Because Chatham focuses on place-based narratives, I began to consider how place can deepen a narrative, create texture and tension and connective tissue, and how place can also become a character. In my linked short story collection, Esquire Ball, Stories from the Great Black Swamp, the region in Northwest Ohio, in and around Toledo, which was built on the ghost of a swamp, became the locus from which each story sprang and the inspiration by which the stories veered from realism into fabulism.
Crosstrain
The lessons I learned from my MFA program and the work I created were just a warm-up. The real workout had just begun. And crosstraining became essential.
For me, this took the form of good literary citizenship. Volunteering to read the slush pile for literary magazines, independent publishers and a literary agent became a new form of education. Reading hundreds of stories and manuscripts reinforced what I admired but also taught me valuable lessons in what didn’t work, recognizing the same issues in my own narratives.
Writing book reviews is another form of literary citizenship and a post-graduate education in literature. When I write a review, beyond summarizing it and giving it a thumbs up or thumbs down I will read the book at least three times, looking for themes and patterns and beautiful language. Then I read three or more other books in conversation with it, asking what broader truths come to light. Always in the back of my mind, I wonder, How does all this new insight relate to what I’m working on?
Diet
Consuming a regular diet of books, short stories, and lit mags is like carbo loading for the big race. They fuel your heart and mind. Read widely in many genres and forms. Read for challenge and read for joy. Read that book that will further enlighten the story you’re working on—even if it’s for only one sentence or a character trait.

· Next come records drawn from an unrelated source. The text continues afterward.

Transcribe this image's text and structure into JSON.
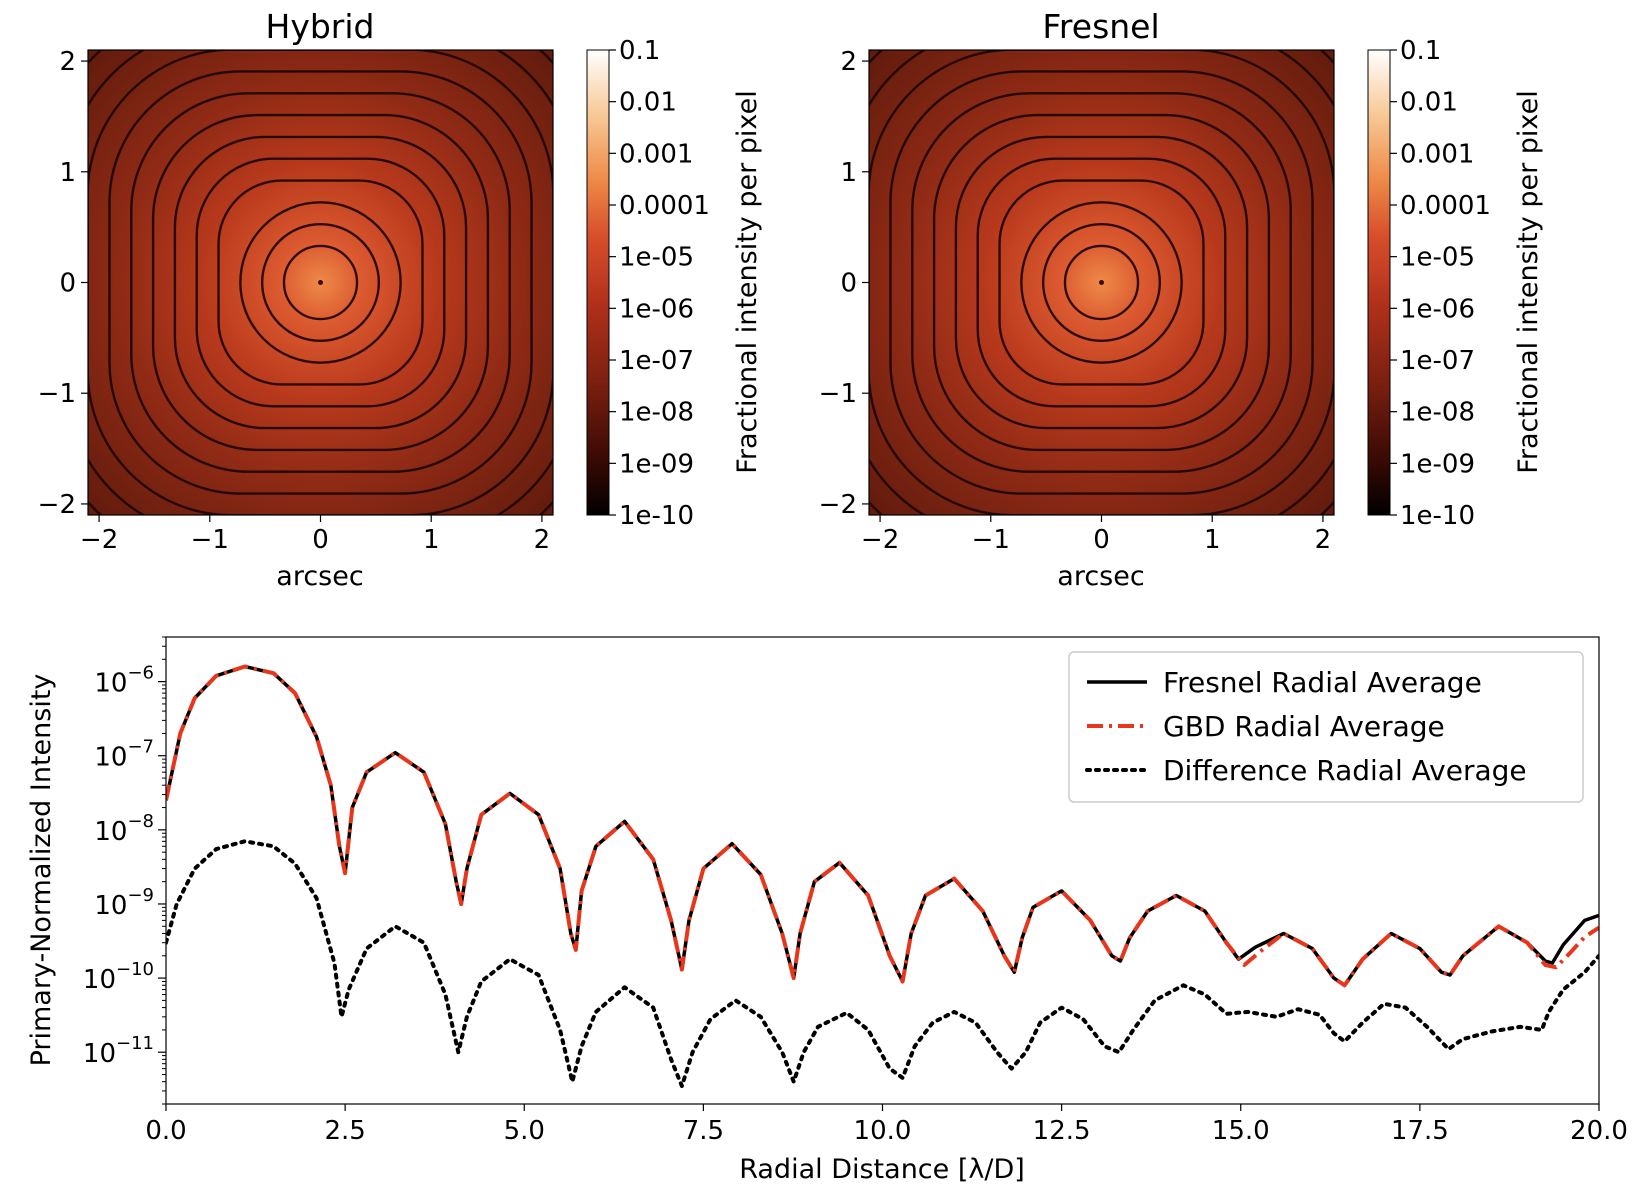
{
  "chart_data": [
    {
      "type": "heatmap",
      "title": "Hybrid",
      "xlabel": "arcsec",
      "ylabel": "",
      "xlim": [
        -2.1,
        2.1
      ],
      "ylim": [
        -2.1,
        2.1
      ],
      "xticks": [
        {
          "v": -2,
          "label": "−2"
        },
        {
          "v": -1,
          "label": "−1"
        },
        {
          "v": 0,
          "label": "0"
        },
        {
          "v": 1,
          "label": "1"
        },
        {
          "v": 2,
          "label": "2"
        }
      ],
      "yticks": [
        {
          "v": -2,
          "label": "−2"
        },
        {
          "v": -1,
          "label": "−1"
        },
        {
          "v": 0,
          "label": "0"
        },
        {
          "v": 1,
          "label": "1"
        },
        {
          "v": 2,
          "label": "2"
        }
      ],
      "colorbar": {
        "label": "Fractional intensity per pixel",
        "scale": "log",
        "range": [
          1e-10,
          0.1
        ],
        "ticks": [
          "0.1",
          "0.01",
          "0.001",
          "0.0001",
          "1e-05",
          "1e-06",
          "1e-07",
          "1e-08",
          "1e-09",
          "1e-10"
        ],
        "colors": [
          "#000000",
          "#3a0a04",
          "#7a1f10",
          "#b0301a",
          "#d84e2c",
          "#ee8a48",
          "#f8c896",
          "#ffffff"
        ]
      }
    },
    {
      "type": "heatmap",
      "title": "Fresnel",
      "xlabel": "arcsec",
      "ylabel": "",
      "xlim": [
        -2.1,
        2.1
      ],
      "ylim": [
        -2.1,
        2.1
      ],
      "xticks": [
        {
          "v": -2,
          "label": "−2"
        },
        {
          "v": -1,
          "label": "−1"
        },
        {
          "v": 0,
          "label": "0"
        },
        {
          "v": 1,
          "label": "1"
        },
        {
          "v": 2,
          "label": "2"
        }
      ],
      "yticks": [
        {
          "v": -2,
          "label": "−2"
        },
        {
          "v": -1,
          "label": "−1"
        },
        {
          "v": 0,
          "label": "0"
        },
        {
          "v": 1,
          "label": "1"
        },
        {
          "v": 2,
          "label": "2"
        }
      ],
      "colorbar": {
        "label": "Fractional intensity per pixel",
        "scale": "log",
        "range": [
          1e-10,
          0.1
        ],
        "ticks": [
          "0.1",
          "0.01",
          "0.001",
          "0.0001",
          "1e-05",
          "1e-06",
          "1e-07",
          "1e-08",
          "1e-09",
          "1e-10"
        ],
        "colors": [
          "#000000",
          "#3a0a04",
          "#7a1f10",
          "#b0301a",
          "#d84e2c",
          "#ee8a48",
          "#f8c896",
          "#ffffff"
        ]
      }
    },
    {
      "type": "line",
      "title": "",
      "xlabel": "Radial Distance [λ/D]",
      "ylabel": "Primary-Normalized Intensity",
      "xlim": [
        0,
        20
      ],
      "ylim": [
        2e-12,
        4e-06
      ],
      "yscale": "log",
      "grid": false,
      "legend_position": "top-right",
      "xticks": [
        {
          "v": 0,
          "label": "0.0"
        },
        {
          "v": 2.5,
          "label": "2.5"
        },
        {
          "v": 5,
          "label": "5.0"
        },
        {
          "v": 7.5,
          "label": "7.5"
        },
        {
          "v": 10,
          "label": "10.0"
        },
        {
          "v": 12.5,
          "label": "12.5"
        },
        {
          "v": 15,
          "label": "15.0"
        },
        {
          "v": 17.5,
          "label": "17.5"
        },
        {
          "v": 20,
          "label": "20.0"
        }
      ],
      "yticks": [
        {
          "v": 1e-06,
          "base": "10",
          "exp": "−6"
        },
        {
          "v": 1e-07,
          "base": "10",
          "exp": "−7"
        },
        {
          "v": 1e-08,
          "base": "10",
          "exp": "−8"
        },
        {
          "v": 1e-09,
          "base": "10",
          "exp": "−9"
        },
        {
          "v": 1e-10,
          "base": "10",
          "exp": "−10"
        },
        {
          "v": 1e-11,
          "base": "10",
          "exp": "−11"
        }
      ],
      "series": [
        {
          "name": "Fresnel Radial Average",
          "color": "#000000",
          "style": "solid",
          "x": [
            0.0,
            0.2,
            0.4,
            0.7,
            1.1,
            1.5,
            1.8,
            2.1,
            2.3,
            2.42,
            2.5,
            2.6,
            2.8,
            3.2,
            3.6,
            3.9,
            4.05,
            4.12,
            4.2,
            4.4,
            4.8,
            5.2,
            5.5,
            5.65,
            5.72,
            5.8,
            6.0,
            6.4,
            6.8,
            7.05,
            7.2,
            7.3,
            7.5,
            7.9,
            8.3,
            8.6,
            8.76,
            8.85,
            9.05,
            9.4,
            9.8,
            10.1,
            10.28,
            10.4,
            10.6,
            11.0,
            11.4,
            11.7,
            11.84,
            11.95,
            12.1,
            12.5,
            12.9,
            13.2,
            13.32,
            13.45,
            13.7,
            14.1,
            14.5,
            14.8,
            14.97,
            15.2,
            15.6,
            16.0,
            16.3,
            16.45,
            16.7,
            17.1,
            17.5,
            17.8,
            17.92,
            18.1,
            18.6,
            19.0,
            19.25,
            19.35,
            19.5,
            19.8,
            20.0
          ],
          "y": [
            2.5e-08,
            2e-07,
            6e-07,
            1.2e-06,
            1.6e-06,
            1.3e-06,
            7e-07,
            1.8e-07,
            4e-08,
            6e-09,
            2.6e-09,
            2e-08,
            6e-08,
            1.1e-07,
            6e-08,
            1.2e-08,
            2e-09,
            1e-09,
            3e-09,
            1.6e-08,
            3.1e-08,
            1.6e-08,
            3e-09,
            4e-10,
            2.4e-10,
            1.5e-09,
            6e-09,
            1.3e-08,
            4e-09,
            6e-10,
            1.3e-10,
            6e-10,
            3e-09,
            6.5e-09,
            2.5e-09,
            4e-10,
            1e-10,
            4e-10,
            2e-09,
            3.6e-09,
            1.3e-09,
            2e-10,
            9e-11,
            4e-10,
            1.3e-09,
            2.2e-09,
            8e-10,
            2e-10,
            1.2e-10,
            3.5e-10,
            9e-10,
            1.5e-09,
            6e-10,
            2e-10,
            1.7e-10,
            3.5e-10,
            8e-10,
            1.3e-09,
            8e-10,
            3e-10,
            1.8e-10,
            2.6e-10,
            4e-10,
            2.5e-10,
            1e-10,
            8e-11,
            1.8e-10,
            4e-10,
            2.5e-10,
            1.2e-10,
            1.1e-10,
            2e-10,
            5e-10,
            3e-10,
            1.7e-10,
            1.6e-10,
            2.8e-10,
            6e-10,
            7e-10
          ]
        },
        {
          "name": "GBD Radial Average",
          "color": "#e8361c",
          "style": "dashdot",
          "x": [
            0.0,
            0.2,
            0.4,
            0.7,
            1.1,
            1.5,
            1.8,
            2.1,
            2.3,
            2.42,
            2.5,
            2.6,
            2.8,
            3.2,
            3.6,
            3.9,
            4.05,
            4.12,
            4.2,
            4.4,
            4.8,
            5.2,
            5.5,
            5.65,
            5.72,
            5.8,
            6.0,
            6.4,
            6.8,
            7.05,
            7.2,
            7.3,
            7.5,
            7.9,
            8.3,
            8.6,
            8.76,
            8.85,
            9.05,
            9.4,
            9.8,
            10.1,
            10.28,
            10.4,
            10.6,
            11.0,
            11.4,
            11.7,
            11.84,
            11.95,
            12.1,
            12.5,
            12.9,
            13.2,
            13.32,
            13.45,
            13.7,
            14.1,
            14.5,
            14.8,
            15.05,
            15.3,
            15.6,
            16.0,
            16.3,
            16.45,
            16.7,
            17.1,
            17.5,
            17.8,
            17.92,
            18.1,
            18.6,
            19.0,
            19.25,
            19.4,
            19.6,
            19.8,
            20.0
          ],
          "y": [
            2.5e-08,
            2e-07,
            6e-07,
            1.2e-06,
            1.6e-06,
            1.3e-06,
            7e-07,
            1.8e-07,
            4e-08,
            6e-09,
            2.6e-09,
            2e-08,
            6e-08,
            1.1e-07,
            6e-08,
            1.2e-08,
            2e-09,
            1e-09,
            3e-09,
            1.6e-08,
            3.1e-08,
            1.6e-08,
            3e-09,
            4e-10,
            2.4e-10,
            1.5e-09,
            6e-09,
            1.3e-08,
            4e-09,
            6e-10,
            1.3e-10,
            6e-10,
            3e-09,
            6.5e-09,
            2.5e-09,
            4e-10,
            1e-10,
            4e-10,
            2e-09,
            3.6e-09,
            1.3e-09,
            2e-10,
            9e-11,
            4e-10,
            1.3e-09,
            2.2e-09,
            8e-10,
            2e-10,
            1.2e-10,
            3.5e-10,
            9e-10,
            1.5e-09,
            6e-10,
            2e-10,
            1.7e-10,
            3.5e-10,
            8e-10,
            1.3e-09,
            8e-10,
            3e-10,
            1.5e-10,
            2.4e-10,
            4e-10,
            2.5e-10,
            1e-10,
            8e-11,
            1.8e-10,
            4e-10,
            2.5e-10,
            1.2e-10,
            1.1e-10,
            2e-10,
            5e-10,
            3e-10,
            1.5e-10,
            1.4e-10,
            2.2e-10,
            3.6e-10,
            4.8e-10
          ]
        },
        {
          "name": "Difference Radial Average",
          "color": "#000000",
          "style": "dotted",
          "x": [
            0.0,
            0.15,
            0.4,
            0.7,
            1.1,
            1.5,
            1.8,
            2.1,
            2.35,
            2.45,
            2.55,
            2.8,
            3.2,
            3.6,
            3.9,
            4.08,
            4.2,
            4.4,
            4.8,
            5.2,
            5.5,
            5.67,
            5.8,
            6.0,
            6.4,
            6.8,
            7.05,
            7.2,
            7.35,
            7.6,
            7.95,
            8.3,
            8.6,
            8.76,
            8.9,
            9.1,
            9.5,
            9.8,
            10.1,
            10.28,
            10.45,
            10.7,
            11.0,
            11.3,
            11.6,
            11.8,
            12.0,
            12.2,
            12.5,
            12.8,
            13.1,
            13.3,
            13.5,
            13.8,
            14.2,
            14.5,
            14.8,
            15.1,
            15.5,
            15.8,
            16.1,
            16.3,
            16.45,
            16.7,
            17.0,
            17.3,
            17.6,
            17.9,
            18.1,
            18.5,
            18.9,
            19.2,
            19.3,
            19.5,
            19.8,
            20.0
          ],
          "y": [
            3e-10,
            1e-09,
            3e-09,
            5.5e-09,
            7e-09,
            6e-09,
            3.5e-09,
            1.2e-09,
            1.6e-10,
            3e-11,
            7e-11,
            2.5e-10,
            5e-10,
            3e-10,
            6e-11,
            1e-11,
            3e-11,
            9e-11,
            1.8e-10,
            1.1e-10,
            2e-11,
            4e-12,
            1.2e-11,
            3.5e-11,
            7.5e-11,
            4e-11,
            8e-12,
            3.5e-12,
            1e-11,
            2.8e-11,
            5e-11,
            3e-11,
            1e-11,
            4e-12,
            1e-11,
            2.2e-11,
            3.4e-11,
            2e-11,
            6e-12,
            4.5e-12,
            1.2e-11,
            2.5e-11,
            3.5e-11,
            2.5e-11,
            1e-11,
            6e-12,
            1e-11,
            2.5e-11,
            4e-11,
            2.8e-11,
            1.2e-11,
            1e-11,
            2e-11,
            5e-11,
            8e-11,
            6e-11,
            3.3e-11,
            3.5e-11,
            3e-11,
            3.8e-11,
            3.2e-11,
            1.8e-11,
            1.4e-11,
            2.5e-11,
            4.5e-11,
            4e-11,
            2.2e-11,
            1.1e-11,
            1.5e-11,
            1.9e-11,
            2.2e-11,
            2e-11,
            3.5e-11,
            7e-11,
            1.2e-10,
            2e-10
          ]
        }
      ]
    }
  ]
}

In Esquire Ball, I wanted to revisit the time in the 1980s when China loaned giant pandas to the Toledo Zoo. In “Heat Wave,” in the summer of 1988, a young woman, Sarah, emotionally estranged from her husband, becomes enthralled with a panda keeper from China. I read a lot of books about bamboo forests and panda estrus and panda conservation and the World Wildlife Fund.
But my favorite was The Lady and the Panda by Vicki Croke, which follows the adventures of Ruth Harkness, a 1930s fashion designer and socialite who travels to Tibet and brings back to the States the first live Giant Panda Bear, a baby panda who adorably accompanies her on the New York City social circuit riding in taxis on the way to cocktail parties. I wasn’t able to incorporate Ruth Harkness’s story, but I did infuse Sarah with Ruth’s longing for adventure, and her desire to live beyond the cage of societal constraints.
Put in the Miles
Do the work but enjoy yourself along the way.
Eventually, I found myself on girls’ teams, track and cross-country, lettering in both. I continued to run after high school because I loved the way it made me feel. I worked my way up to 10Ks and half-marathons and one full marathon.
As a debut author at 64, I’ve racked up quite a few miles on my path to publication. It has been a marathon, not a sprint. Endurance, rather than speed, helped me navigate the bursts of energy, the joys of inspiration followed by the setbacks, the long fallow periods of mindless jotting or not jotting at all, the fabulous detours and distractions along the way.
Esquire Ball took 10 years from first sentence to publication. It takes as long as it takes. Enjoy the journey.